Institute of Bioengineering, Research Center of Biotechnology, Russian Academy of Science, 117312 Moscow, Russia.
Int J Mol Sci. 2020 Jan 28;21(3):830. doi: 10.3390/ijms21030830.
Long noncoding RNAs (lncRNAs) play a key role in many cellular processes including chromatin regulation. To modify chromatin, lncRNAs often interact with DNA in a sequence-specific manner forming RNA:DNA triple helices. Computational tools for triple helix search do not always provide genome-wide predictions of sufficient quality. Here, we used four human lncRNAs (MEG3, DACOR1, TERC and HOTAIR) and their experimentally determined binding regions for evaluating triplex parameters that provide the highest prediction accuracy. Additionally, we combined triplex prediction with the lncRNA secondary structure and demonstrated that considering only single-stranded fragments of lncRNA can further improve DNA-RNA triplexes prediction.

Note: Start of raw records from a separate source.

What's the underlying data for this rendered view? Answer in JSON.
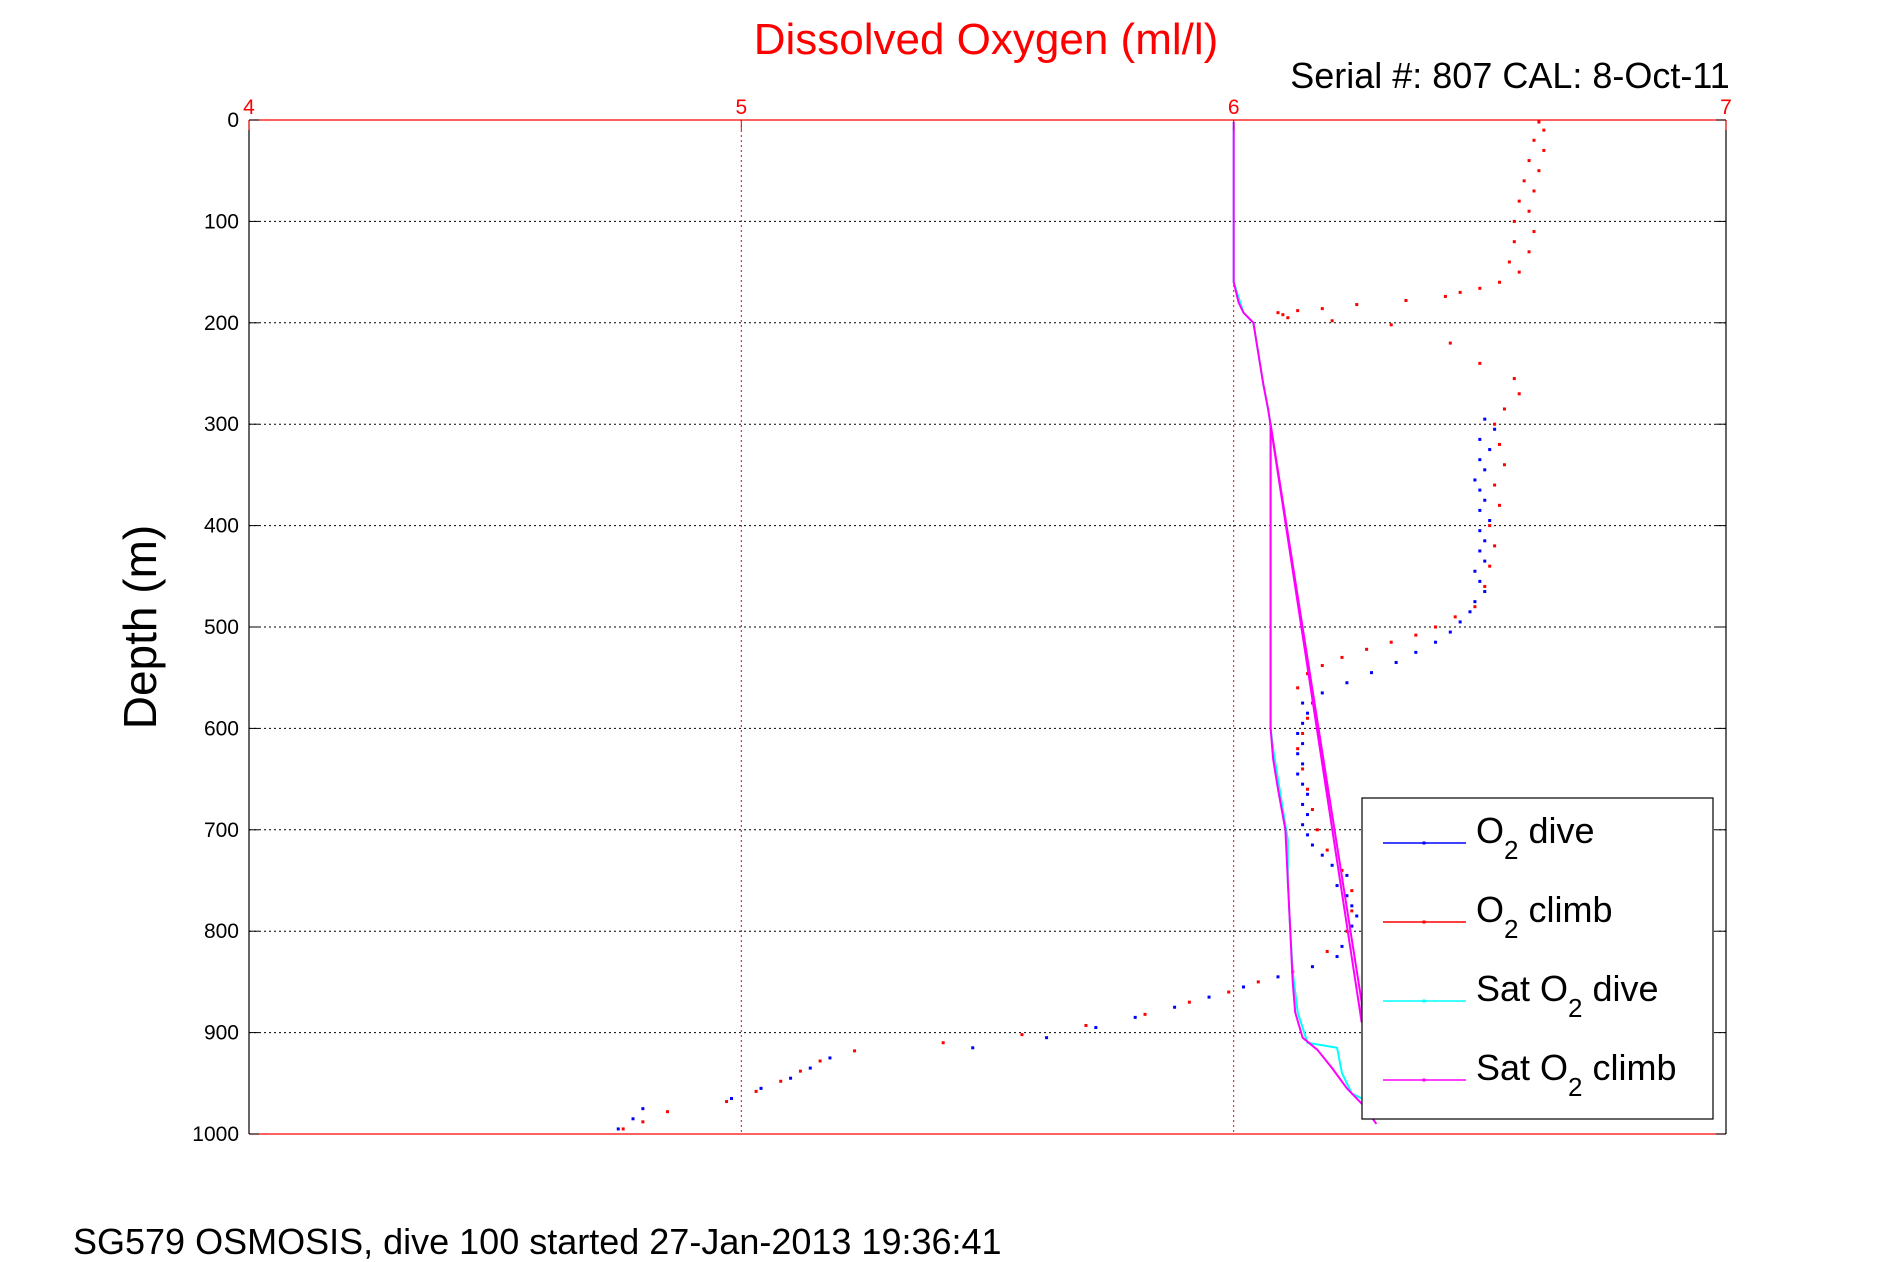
{
  "chart_data": {
    "type": "scatter",
    "title": "Dissolved Oxygen (ml/l)",
    "subtitle": "Serial #: 807  CAL: 8-Oct-11",
    "ylabel": "Depth (m)",
    "xlabel": "",
    "footer": "SG579 OSMOSIS, dive 100 started 27-Jan-2013 19:36:41",
    "xlim": [
      4,
      7
    ],
    "ylim": [
      0,
      1000
    ],
    "y_reversed": true,
    "x_axis_position": "top",
    "x_ticks": [
      "4",
      "5",
      "6",
      "7"
    ],
    "y_ticks": [
      "0",
      "100",
      "200",
      "300",
      "400",
      "500",
      "600",
      "700",
      "800",
      "900",
      "1000"
    ],
    "grid": true,
    "legend_position": "bottom-right",
    "colors": {
      "axis_x": "#ff0000",
      "axis_y": "#000000",
      "title": "#ff0000"
    },
    "series": [
      {
        "name": "O2 dive",
        "legend_main": "O",
        "legend_sub": "2",
        "legend_rest": " dive",
        "color": "#0000ff",
        "style": "dots",
        "points": [
          [
            6.51,
            295
          ],
          [
            6.53,
            305
          ],
          [
            6.5,
            315
          ],
          [
            6.52,
            325
          ],
          [
            6.5,
            335
          ],
          [
            6.51,
            345
          ],
          [
            6.49,
            355
          ],
          [
            6.5,
            365
          ],
          [
            6.51,
            375
          ],
          [
            6.5,
            385
          ],
          [
            6.52,
            395
          ],
          [
            6.5,
            405
          ],
          [
            6.51,
            415
          ],
          [
            6.5,
            425
          ],
          [
            6.51,
            435
          ],
          [
            6.49,
            445
          ],
          [
            6.5,
            455
          ],
          [
            6.51,
            465
          ],
          [
            6.49,
            475
          ],
          [
            6.48,
            485
          ],
          [
            6.46,
            495
          ],
          [
            6.44,
            505
          ],
          [
            6.41,
            515
          ],
          [
            6.37,
            525
          ],
          [
            6.33,
            535
          ],
          [
            6.28,
            545
          ],
          [
            6.23,
            555
          ],
          [
            6.18,
            565
          ],
          [
            6.14,
            575
          ],
          [
            6.15,
            585
          ],
          [
            6.14,
            595
          ],
          [
            6.13,
            605
          ],
          [
            6.14,
            615
          ],
          [
            6.13,
            625
          ],
          [
            6.14,
            635
          ],
          [
            6.13,
            645
          ],
          [
            6.14,
            655
          ],
          [
            6.15,
            665
          ],
          [
            6.14,
            675
          ],
          [
            6.15,
            685
          ],
          [
            6.14,
            695
          ],
          [
            6.15,
            705
          ],
          [
            6.16,
            715
          ],
          [
            6.18,
            725
          ],
          [
            6.2,
            735
          ],
          [
            6.23,
            745
          ],
          [
            6.21,
            755
          ],
          [
            6.23,
            765
          ],
          [
            6.24,
            775
          ],
          [
            6.25,
            785
          ],
          [
            6.24,
            795
          ],
          [
            6.22,
            815
          ],
          [
            6.21,
            825
          ],
          [
            6.16,
            835
          ],
          [
            6.09,
            845
          ],
          [
            6.02,
            855
          ],
          [
            5.95,
            865
          ],
          [
            5.88,
            875
          ],
          [
            5.8,
            885
          ],
          [
            5.72,
            895
          ],
          [
            5.62,
            905
          ],
          [
            5.47,
            915
          ],
          [
            5.18,
            925
          ],
          [
            5.14,
            935
          ],
          [
            5.1,
            945
          ],
          [
            5.04,
            955
          ],
          [
            4.98,
            965
          ],
          [
            4.8,
            975
          ],
          [
            4.78,
            985
          ],
          [
            4.75,
            995
          ]
        ]
      },
      {
        "name": "O2 climb",
        "legend_main": "O",
        "legend_sub": "2",
        "legend_rest": " climb",
        "color": "#ff0000",
        "style": "dots",
        "points": [
          [
            6.62,
            2
          ],
          [
            6.63,
            10
          ],
          [
            6.61,
            20
          ],
          [
            6.63,
            30
          ],
          [
            6.6,
            40
          ],
          [
            6.62,
            50
          ],
          [
            6.59,
            60
          ],
          [
            6.61,
            70
          ],
          [
            6.58,
            80
          ],
          [
            6.6,
            90
          ],
          [
            6.57,
            100
          ],
          [
            6.61,
            110
          ],
          [
            6.57,
            120
          ],
          [
            6.6,
            130
          ],
          [
            6.56,
            140
          ],
          [
            6.58,
            150
          ],
          [
            6.54,
            160
          ],
          [
            6.5,
            166
          ],
          [
            6.46,
            170
          ],
          [
            6.43,
            174
          ],
          [
            6.35,
            178
          ],
          [
            6.25,
            182
          ],
          [
            6.18,
            186
          ],
          [
            6.13,
            188
          ],
          [
            6.09,
            190
          ],
          [
            6.1,
            192
          ],
          [
            6.11,
            195
          ],
          [
            6.2,
            198
          ],
          [
            6.32,
            202
          ],
          [
            6.44,
            220
          ],
          [
            6.5,
            240
          ],
          [
            6.57,
            255
          ],
          [
            6.58,
            270
          ],
          [
            6.55,
            285
          ],
          [
            6.53,
            300
          ],
          [
            6.54,
            320
          ],
          [
            6.55,
            340
          ],
          [
            6.53,
            360
          ],
          [
            6.54,
            380
          ],
          [
            6.52,
            400
          ],
          [
            6.53,
            420
          ],
          [
            6.52,
            440
          ],
          [
            6.51,
            460
          ],
          [
            6.49,
            480
          ],
          [
            6.45,
            490
          ],
          [
            6.41,
            500
          ],
          [
            6.37,
            508
          ],
          [
            6.32,
            515
          ],
          [
            6.27,
            522
          ],
          [
            6.22,
            530
          ],
          [
            6.18,
            538
          ],
          [
            6.15,
            546
          ],
          [
            6.13,
            560
          ],
          [
            6.16,
            575
          ],
          [
            6.15,
            590
          ],
          [
            6.14,
            605
          ],
          [
            6.13,
            620
          ],
          [
            6.14,
            640
          ],
          [
            6.15,
            660
          ],
          [
            6.16,
            680
          ],
          [
            6.17,
            700
          ],
          [
            6.19,
            720
          ],
          [
            6.22,
            740
          ],
          [
            6.24,
            760
          ],
          [
            6.24,
            780
          ],
          [
            6.23,
            800
          ],
          [
            6.19,
            820
          ],
          [
            6.12,
            840
          ],
          [
            6.05,
            850
          ],
          [
            5.99,
            860
          ],
          [
            5.91,
            870
          ],
          [
            5.82,
            882
          ],
          [
            5.7,
            893
          ],
          [
            5.57,
            902
          ],
          [
            5.41,
            910
          ],
          [
            5.23,
            918
          ],
          [
            5.16,
            928
          ],
          [
            5.12,
            938
          ],
          [
            5.08,
            948
          ],
          [
            5.03,
            958
          ],
          [
            4.97,
            968
          ],
          [
            4.85,
            978
          ],
          [
            4.8,
            988
          ],
          [
            4.76,
            995
          ]
        ]
      },
      {
        "name": "Sat O2 dive",
        "legend_main": "Sat O",
        "legend_sub": "2",
        "legend_rest": " dive",
        "color": "#00ffff",
        "style": "line",
        "points": [
          [
            6.0,
            2
          ],
          [
            6.0,
            100
          ],
          [
            6.0,
            160
          ],
          [
            6.01,
            175
          ],
          [
            6.02,
            190
          ],
          [
            6.04,
            200
          ],
          [
            6.05,
            230
          ],
          [
            6.06,
            260
          ],
          [
            6.07,
            285
          ],
          [
            6.075,
            300
          ],
          [
            6.075,
            450
          ],
          [
            6.075,
            550
          ],
          [
            6.075,
            600
          ],
          [
            6.08,
            620
          ],
          [
            6.09,
            650
          ],
          [
            6.1,
            680
          ],
          [
            6.11,
            710
          ],
          [
            6.11,
            750
          ],
          [
            6.115,
            800
          ],
          [
            6.12,
            840
          ],
          [
            6.13,
            880
          ],
          [
            6.15,
            910
          ],
          [
            6.21,
            915
          ],
          [
            6.22,
            940
          ],
          [
            6.24,
            960
          ],
          [
            6.26,
            965
          ]
        ]
      },
      {
        "name": "Sat O2 climb",
        "legend_main": "Sat O",
        "legend_sub": "2",
        "legend_rest": " climb",
        "color": "#ff00ff",
        "style": "line",
        "points": [
          [
            6.29,
            990
          ],
          [
            6.26,
            970
          ],
          [
            6.23,
            955
          ],
          [
            6.2,
            935
          ],
          [
            6.17,
            917
          ],
          [
            6.14,
            905
          ],
          [
            6.125,
            880
          ],
          [
            6.12,
            850
          ],
          [
            6.115,
            800
          ],
          [
            6.11,
            750
          ],
          [
            6.105,
            700
          ],
          [
            6.09,
            660
          ],
          [
            6.08,
            630
          ],
          [
            6.075,
            600
          ],
          [
            6.075,
            550
          ],
          [
            6.075,
            450
          ],
          [
            6.075,
            300
          ],
          [
            6.26,
            870
          ],
          [
            6.26,
            890
          ],
          [
            6.07,
            285
          ],
          [
            6.06,
            260
          ],
          [
            6.05,
            230
          ],
          [
            6.04,
            200
          ],
          [
            6.02,
            190
          ],
          [
            6.01,
            180
          ],
          [
            6.0,
            160
          ],
          [
            6.0,
            100
          ],
          [
            6.0,
            2
          ]
        ]
      }
    ]
  }
}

长链非编码 RNA(lncRNA)在许多细胞过程中发挥着关键作用,包括染色质调节。为了修饰染色质,lncRNA 通常以序列特异性的方式与 DNA 相互作用,形成 RNA:DNA 三螺旋。三螺旋搜索的计算工具并不总是能够提供足够高质量的全基因组预测。在这里,我们使用了四个人类 lncRNA(MEG3、DACOR1、TERC 和 HOTAIR)及其实验确定的结合区域,以评估提供最高预测准确性的三螺旋参数。此外,我们将三螺旋预测与 lncRNA 二级结构相结合,并证明仅考虑 lncRNA 的单链片段可以进一步提高 DNA-RNA 三螺旋预测的准确性。